Y la situación de cada familia siempre varía en algo. Es por eso que ni las opiniones
preconcebidas, ni las teorías prefabricadas ni las metodologías heredadas son de
ayuda alguna.
Cada familia es un cosmos particular con leyes y reglas del juego propias. Si el
asesor es capaz de descifrar estas reglas y hacerlas visibles, entonces será posible
entenderlas y modificarlas. Los niños, con su conducta, llaman la atención sobre los
desequilibrios en la familia. Cuando los niños se ponen difíciles, lo que hacen es
sostener un espejo frente a la familia en su conjunto. En lugar de despachar esta
conducta por «inadecuada» o «mala», podemos interpretar este lenguaje infantil de
forma que nos lleve a una transformación fructífera del cosmos familiar.

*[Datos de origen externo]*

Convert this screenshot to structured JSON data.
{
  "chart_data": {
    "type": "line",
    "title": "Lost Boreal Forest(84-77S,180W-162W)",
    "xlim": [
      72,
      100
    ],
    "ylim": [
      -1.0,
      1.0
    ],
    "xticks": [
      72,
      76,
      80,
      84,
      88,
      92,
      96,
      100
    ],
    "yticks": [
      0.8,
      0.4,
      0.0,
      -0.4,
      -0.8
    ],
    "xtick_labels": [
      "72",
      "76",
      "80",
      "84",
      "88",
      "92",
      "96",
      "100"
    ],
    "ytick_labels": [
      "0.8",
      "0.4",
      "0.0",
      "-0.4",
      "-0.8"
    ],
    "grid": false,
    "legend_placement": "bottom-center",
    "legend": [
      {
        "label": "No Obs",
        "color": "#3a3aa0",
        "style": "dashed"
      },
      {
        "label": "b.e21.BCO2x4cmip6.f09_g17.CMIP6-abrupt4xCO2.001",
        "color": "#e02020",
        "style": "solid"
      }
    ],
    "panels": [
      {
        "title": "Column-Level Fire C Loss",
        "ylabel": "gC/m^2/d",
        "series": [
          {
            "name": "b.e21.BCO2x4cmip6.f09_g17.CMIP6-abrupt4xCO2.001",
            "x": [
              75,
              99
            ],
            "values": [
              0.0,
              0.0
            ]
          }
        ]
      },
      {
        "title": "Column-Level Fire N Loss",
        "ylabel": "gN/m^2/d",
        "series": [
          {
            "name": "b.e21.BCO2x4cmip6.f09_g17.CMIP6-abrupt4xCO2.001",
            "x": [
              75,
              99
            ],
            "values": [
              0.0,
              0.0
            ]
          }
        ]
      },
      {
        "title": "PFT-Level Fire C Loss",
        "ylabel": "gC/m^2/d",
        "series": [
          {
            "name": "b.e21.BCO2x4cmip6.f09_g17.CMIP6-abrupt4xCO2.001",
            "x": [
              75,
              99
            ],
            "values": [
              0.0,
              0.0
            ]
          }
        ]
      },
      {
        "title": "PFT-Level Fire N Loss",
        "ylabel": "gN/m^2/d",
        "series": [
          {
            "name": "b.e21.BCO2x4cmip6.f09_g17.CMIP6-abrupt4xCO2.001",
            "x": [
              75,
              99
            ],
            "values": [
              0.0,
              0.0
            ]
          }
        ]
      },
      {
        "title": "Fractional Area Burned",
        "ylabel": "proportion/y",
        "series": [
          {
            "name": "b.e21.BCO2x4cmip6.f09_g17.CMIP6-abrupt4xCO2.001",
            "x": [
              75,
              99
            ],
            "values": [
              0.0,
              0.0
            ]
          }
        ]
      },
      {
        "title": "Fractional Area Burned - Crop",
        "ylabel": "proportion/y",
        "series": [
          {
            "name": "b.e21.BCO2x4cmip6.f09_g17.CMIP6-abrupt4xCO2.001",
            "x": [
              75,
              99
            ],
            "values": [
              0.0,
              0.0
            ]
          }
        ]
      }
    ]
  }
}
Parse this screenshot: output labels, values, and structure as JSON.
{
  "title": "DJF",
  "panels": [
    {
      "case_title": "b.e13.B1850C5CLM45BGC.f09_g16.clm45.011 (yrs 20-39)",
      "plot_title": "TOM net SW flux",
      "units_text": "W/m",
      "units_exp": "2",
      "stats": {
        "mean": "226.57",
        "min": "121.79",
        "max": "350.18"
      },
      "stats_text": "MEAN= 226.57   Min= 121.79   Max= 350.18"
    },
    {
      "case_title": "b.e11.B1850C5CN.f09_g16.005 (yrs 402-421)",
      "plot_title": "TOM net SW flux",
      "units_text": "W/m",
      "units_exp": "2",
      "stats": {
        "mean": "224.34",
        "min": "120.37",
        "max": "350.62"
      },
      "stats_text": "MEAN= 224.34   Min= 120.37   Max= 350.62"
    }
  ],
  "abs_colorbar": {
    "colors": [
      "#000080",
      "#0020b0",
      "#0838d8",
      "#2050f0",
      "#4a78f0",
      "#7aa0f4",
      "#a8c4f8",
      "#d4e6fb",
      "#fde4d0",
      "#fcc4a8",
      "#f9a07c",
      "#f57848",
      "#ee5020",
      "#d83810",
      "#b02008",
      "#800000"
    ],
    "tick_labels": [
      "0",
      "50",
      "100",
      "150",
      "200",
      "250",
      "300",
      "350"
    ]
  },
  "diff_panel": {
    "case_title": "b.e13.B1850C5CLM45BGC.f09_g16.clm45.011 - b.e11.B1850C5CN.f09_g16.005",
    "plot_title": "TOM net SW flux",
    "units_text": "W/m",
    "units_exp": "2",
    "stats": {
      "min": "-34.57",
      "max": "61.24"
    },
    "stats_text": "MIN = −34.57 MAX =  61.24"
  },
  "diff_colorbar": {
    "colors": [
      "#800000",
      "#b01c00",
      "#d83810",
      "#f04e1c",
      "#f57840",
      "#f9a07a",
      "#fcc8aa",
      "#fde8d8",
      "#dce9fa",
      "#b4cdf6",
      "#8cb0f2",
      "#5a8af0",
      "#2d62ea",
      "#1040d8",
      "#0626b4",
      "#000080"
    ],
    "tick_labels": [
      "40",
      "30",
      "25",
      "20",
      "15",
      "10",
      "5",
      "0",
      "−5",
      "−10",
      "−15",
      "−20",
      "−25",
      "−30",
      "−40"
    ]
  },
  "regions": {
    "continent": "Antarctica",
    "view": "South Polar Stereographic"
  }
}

Responsabilizarse en lugar de obedecer
Hoy en día hay quienes vuelven a alabar la disciplina, sea por escrito, de palabra o
con los hechos, y con ello encuentran ávidos lectores y gran resonancia. ¡Yo les
agradezco la oportunidad que me dan de diferir de su postura! Es todo lo contrario a
nuestro trabajo. Nuestro objetivo no es transmitir a los niños que solo si obedecen
merecen pertenecer al grupo. Tampoco nos interesa que ustedes, los padres,
concluyan que hay que aplicar el castigo y amenacen con frases como: «si no me
haces caso, vas afuera» o «vas al rincón contra la pared» o «vas a cobrar»,
«mientras vivas bajo mi techo…», etc. Estas son las peores condiciones para
cimentar la autoestima y confianza de una persona joven, y son señal de impotencia y
falta de recursos más convincentes. ¡Además en el fondo los padres lo saben! Saben,
generalmente por propia experiencia dolorosa, que algo no está bien en ese sistema
paternalista que exige obediencia incondicional. Muchas veces no saben con certeza
qué es, pero se dan cuenta de que a base de reacciones precipitadas no se consiguen
las transformaciones.
Por tanto este libro no trata sobre los diez trucos para resolver los problemas de su
familia, el libro trata de algo más global, de sus valores propios y de cómo
establecerlos dentro de su familia. El trabajo de «familylab» se basa en la confianza
en la capacidad de transformación de todos los miembros de la familia y el deseo de
no humillar nunca a nadie. El trabajo de Jesper Juul aporta a esto claridad, ideas e
inspiración, y ofrece una alternativa muy razonable: Jesper Juul muestra dónde está el
camino entre los sueños antiautoritarios y las fantasías de autoridad todopoderosa.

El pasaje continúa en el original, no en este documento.